Is a total measurement model always needed? I have a model with 14 latent variables, with 5-9 indicators for each variables. A total measurement model is such a huge total measurement model. Can I just simply use individual measurement models for each construct and then use path analysis (to use the mean of the indicators for the latent variables, which means, transform the latent variables to observed variables)?

Many thanks!

Best regards

Dan

The answer to your question is unfortunately more a matter of opinion than consensus best practice. The general issue of "my model is too big/has too many factors/has too many items" is a classic one, and there have been many different ways to scale down these models, some of which I'll review here before giving my opinion.

Your model reduction method is a version of what is called "factor scoring", which is a class of methods for estimating scores on latent variables based on the observed variables they predict. I can selfishly plug my and Mike Neale's 2013 MBR paper on factor scoring, which gives a brief overview of some factor scoring methods and one new alternative, but Stan Mulaik's chapter in the book "factor analysis at 100" is a more comprehensive review. The simplest of these methods becomes a (weighted) sum score, just like the method you're proposing. Similarly, "item parcelling" is a method where items that load on the same factor are combined into new variables called parcels, which reduce the dimensionality of your data and make the factor model more likely to fit well. I'm not as knowledgeable or as much of a fan of these methods, but some very smart people are.

When you split your model up in the way we're discussing (generate scores for each latent variable, then fit a path model to these scores), you run into a few conceptual and methodological problems. First, your standard errors will be wrong. Your factor scores aren't exact estimates and contain error. When you fix them at the estimated values, you're ignoring all of the error in the measurement model, and you'll get smaller standard errors than you'd get fitting the whole thing as a single model. This is a problem with all "two-step" methods: standard errors/fit in the second step are conditional on the errors in the first step, and treating the output of the first step as data ignores those errors.

Second, just because the first 10 items are well fit by one factor and the second 10 are well fit by one factor, it does not mean that the 20 items together will be well fit by two factors. The simultaneous model can tell you a lot about the structure of your data. You won't necessarily like what you're told, but you'll build better models that way.

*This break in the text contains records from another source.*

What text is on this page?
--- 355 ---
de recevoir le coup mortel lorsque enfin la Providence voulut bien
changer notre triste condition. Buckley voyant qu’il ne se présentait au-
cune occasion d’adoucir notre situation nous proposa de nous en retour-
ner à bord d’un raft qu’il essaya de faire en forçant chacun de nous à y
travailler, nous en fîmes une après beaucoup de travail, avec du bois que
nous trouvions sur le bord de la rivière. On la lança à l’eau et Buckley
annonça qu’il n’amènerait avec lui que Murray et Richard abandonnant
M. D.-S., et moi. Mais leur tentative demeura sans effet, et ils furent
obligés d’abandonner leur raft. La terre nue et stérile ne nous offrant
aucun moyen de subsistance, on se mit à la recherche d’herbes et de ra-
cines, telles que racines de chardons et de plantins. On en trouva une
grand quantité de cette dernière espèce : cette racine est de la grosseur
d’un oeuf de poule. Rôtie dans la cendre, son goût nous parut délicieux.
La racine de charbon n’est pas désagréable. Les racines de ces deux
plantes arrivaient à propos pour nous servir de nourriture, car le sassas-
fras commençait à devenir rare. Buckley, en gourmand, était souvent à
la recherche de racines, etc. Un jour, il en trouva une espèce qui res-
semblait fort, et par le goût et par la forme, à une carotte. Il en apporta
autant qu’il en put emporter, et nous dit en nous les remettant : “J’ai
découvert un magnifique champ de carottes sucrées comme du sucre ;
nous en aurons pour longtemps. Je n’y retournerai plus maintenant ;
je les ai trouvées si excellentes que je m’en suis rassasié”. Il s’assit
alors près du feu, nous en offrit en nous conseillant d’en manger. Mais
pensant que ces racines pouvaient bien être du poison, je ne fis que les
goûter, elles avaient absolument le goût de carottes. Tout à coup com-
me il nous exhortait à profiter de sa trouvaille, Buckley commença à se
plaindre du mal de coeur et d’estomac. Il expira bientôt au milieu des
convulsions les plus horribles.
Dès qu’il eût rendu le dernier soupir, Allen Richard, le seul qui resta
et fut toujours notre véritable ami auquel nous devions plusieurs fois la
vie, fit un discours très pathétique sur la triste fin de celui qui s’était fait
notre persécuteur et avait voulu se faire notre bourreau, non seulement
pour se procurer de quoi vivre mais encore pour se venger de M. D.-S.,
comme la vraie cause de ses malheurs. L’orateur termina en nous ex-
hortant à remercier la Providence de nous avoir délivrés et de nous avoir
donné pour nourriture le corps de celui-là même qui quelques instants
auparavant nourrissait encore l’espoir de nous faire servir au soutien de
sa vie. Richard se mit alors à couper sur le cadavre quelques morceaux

The only downside to fitting all of your data at once is computational. If you have more than 20 ordinal variables, OpenMx can't handle your model yet. Processing time for larger models goes up exponentially with the number of variables. Its possible that the model you want to fit with dozens or hundreds of variables isn't feasible.

Were it me, I'd:

-fit each group of items individually to make sure they work as a scale.

-fit a simultaneous model to all variables.

-see how bad the fit is and move from there.

Good luck! Hope this wall of text helps!

Thank you very much Ryne. It is really useful. Thank you for your time and efforts. I will read your article (and may cite it) and follow your suggestions to see how it goes. Thanks again. Have a great weekend!

Dan